Lascano se detiene en medio de la sala, a sólo unos pasos del sillón donde el hombre mira absorto la pantalla del televisor. Beba va hasta un aparador de estilo provenzal, abre un cajón y comienza a revolver en una pila de papeles. El padre quita por un instante su mirada idiota del televisor y la dirige a Lascano quien se siente obligado a devolverle una sonrisa también estúpida. Beba cierra el cajón, se vuelve y le extiende a Lascano un sobre de papel avión un tanto arrugado.

Lascano vacila, le da miedo lo que esa carta pueda decir pero finalmente la toma, la mira y se la mete en el bolsillo. Siente la necesidad, el impulso de salir corriendo de esa casa.

Le hace una inclinación a Beba, se da vuelta, sale. Al cerrar la puerta tiene la impresión de estar a punto de desmayarse. Toma aire, suspira, camina hasta el auto. Camino de la Delegación se pone a imaginar cómo habría sido esa familia antes de ser invadida por el grupo de tareas qué se llevó a Estefanía. Seguramente se parecería a la familia que siempre buscó, soñó, deseó, ansió. Ésa que creyó que en algún momento se le iba a dar, pero que siempre algo lo frustró. La muerte de sus padres, el accidente en el que perdió a Marisa, la fuga precipitada de Eva cuando lo balearon los perros de la dictadura. Desea con toda su alma que Beba encuentre a su nieto. Que ese niño pueda empezar a vivir lo que le queda de la infancia que le robaron. Que pueda dejar de simular que cree las mentiras de los mayores. Que pueda agarrar al gato por la cola, hacerse la rata a la escuela, jugar con fósforos, ser querido, abrazado, regañado sin que un secreto horrible se interponga constantemente. El frenazo del auto frente a la Delegación, lo trae de vuelta al aquí y ahora.

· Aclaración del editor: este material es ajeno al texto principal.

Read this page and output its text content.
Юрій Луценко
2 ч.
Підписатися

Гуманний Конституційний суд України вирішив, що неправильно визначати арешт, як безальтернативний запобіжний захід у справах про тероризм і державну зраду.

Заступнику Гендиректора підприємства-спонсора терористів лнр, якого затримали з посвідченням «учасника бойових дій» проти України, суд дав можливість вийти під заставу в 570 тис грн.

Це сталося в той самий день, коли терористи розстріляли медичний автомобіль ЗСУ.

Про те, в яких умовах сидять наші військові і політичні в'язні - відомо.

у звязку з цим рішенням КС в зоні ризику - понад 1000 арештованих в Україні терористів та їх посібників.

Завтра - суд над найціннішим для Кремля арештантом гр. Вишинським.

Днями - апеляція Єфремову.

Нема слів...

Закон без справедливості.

El regreso hasta el centro de la ciudad es una larguísima y única puteada de Lascano contra el hijo​dela​rremil​puta​madreque​loparió​deRoberti. No puede creer que lo haya soltado. El Topo lo coimeó, como intentó hacerlo con él, Roberti agarró viaje y acá está nuevamente en bolas. Cuando termina de maldecir al comisario, empieza con Pereyra. Si esa mañana no lo hubiera demorado el Topo no se le escapa. Pero las cosas son así, la suerte es una puta que muchas veces se acuesta con otro.